Silber and others got the swap shop going and for 20 years, it was a staple of the community.
“This was truly a grassroots endeavor that would help people exist,” Silber said.
But last May, the Buckfield-Sumner Solid Waste Committee voted to close the swap shop due to moisture and mold issues in the building. The committee did not feel the structure was worth replacing.
Fast-forward a year and residents, including Silber, Cormier and others, see the revival of the swap shop as important to the towns, not only as a place that helped divert more than 40 tons of expensive waste from the towns’ waste stream annually but which also was a meeting place and a way of helping residents.
Advocates for the swap shop’s return have been working on fundraising ideas.
Cormier estimates a new swap shop would cost about $45,000. She has been trying to secure state grants and has gotten $10,000 from the Maine Community Foundation’s Community Building Grant Program.
If a grant application she’s filing with the Governor’s Office of Policy Innovation and the Future is approved, Cormier said, they’d have enough money to start building the shop, envisioned as a 20-by-30-foot building closer to the station’s gate.

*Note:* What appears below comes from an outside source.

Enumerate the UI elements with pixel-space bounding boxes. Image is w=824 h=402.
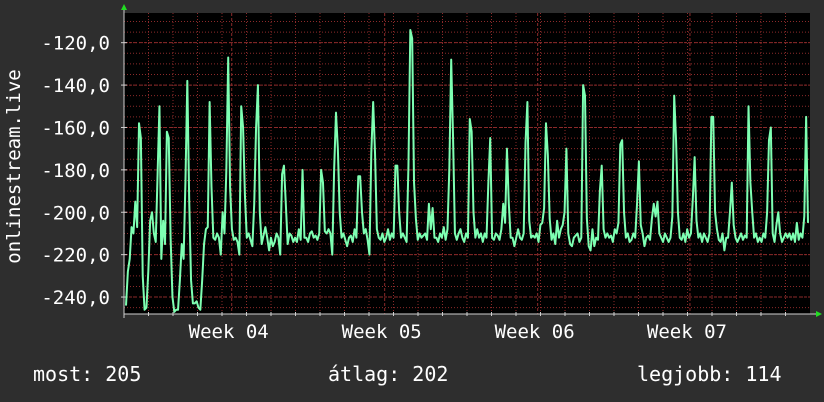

It would have a lean-to outside the building for furniture and bulky items.
She’s hopeful the towns could have a new swap shop next year.

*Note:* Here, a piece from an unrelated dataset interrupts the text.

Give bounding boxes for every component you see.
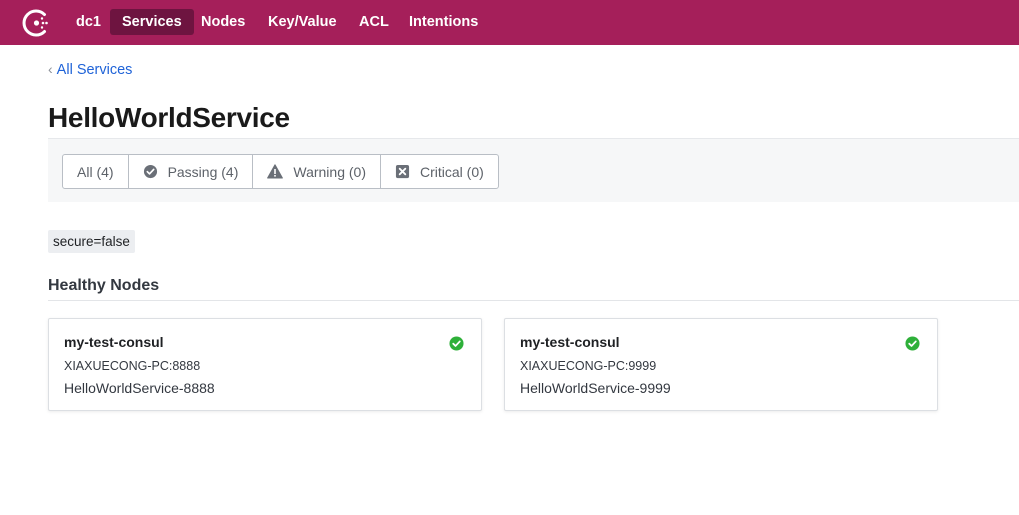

“I’ve heard no shortage of comments of people asking when it will be back, why it’s taking so long,” Cormier said. “It was so popular and it surprises people that it would go to the wayside like this.”
Cormier believes that whatever the towns have to contribute to reopen the swap shop will ultimately be worth it financially.
According to Cormier, the cost to dispose of the towns’ waste at Maine Waste to Energy in Auburn will rise next year from $57 to $88 per ton.
She said the swap shop’s ability to take 40 tons out of the waste stream yearly could save the towns $3,520 annually under the new rate next year.
“From a cost-effective angle, we believe this project justifies itself,” Cormier said.
‘We need it back’
Lori Hand was moving to Sumner in 2009 and was in need of a few kitchen items when she discovered the swap shop.
She said she remembers walking out that first day she was there with six high-end Lenox cups and saucers. From that day, the swap shop was something she looked forward to visiting when she could. In 2015, she decided to volunteer there until the pandemic in 2020.
“My heart was broken when I found out the swap shop closed,” Hand said. “It is a community need and there were people that relied on it. I was upset for the community, I was upset for the volunteers.”
Hand shared a story of a young mother and her son who came every year to get clothes. Sometimes, she said, young families found new outfits for their babies.
There were times, she recalled, when she opened the swap shop Saturdays at 9 a.m. and a line of people were waiting to get in.
On those days, Hand said, she would see at least 50 people using the swap shop in a three-hour period.
“I look at that [swap shop] and I know that’s part of Sumner, that’s part of Buckfield, that’s part of our fabric. We need it back,” she said.
“This was a community builder in a place where sometimes we need a little help,” she said. “So many people have benefitted from this place, and we need to continue to make sure this keeps happening.”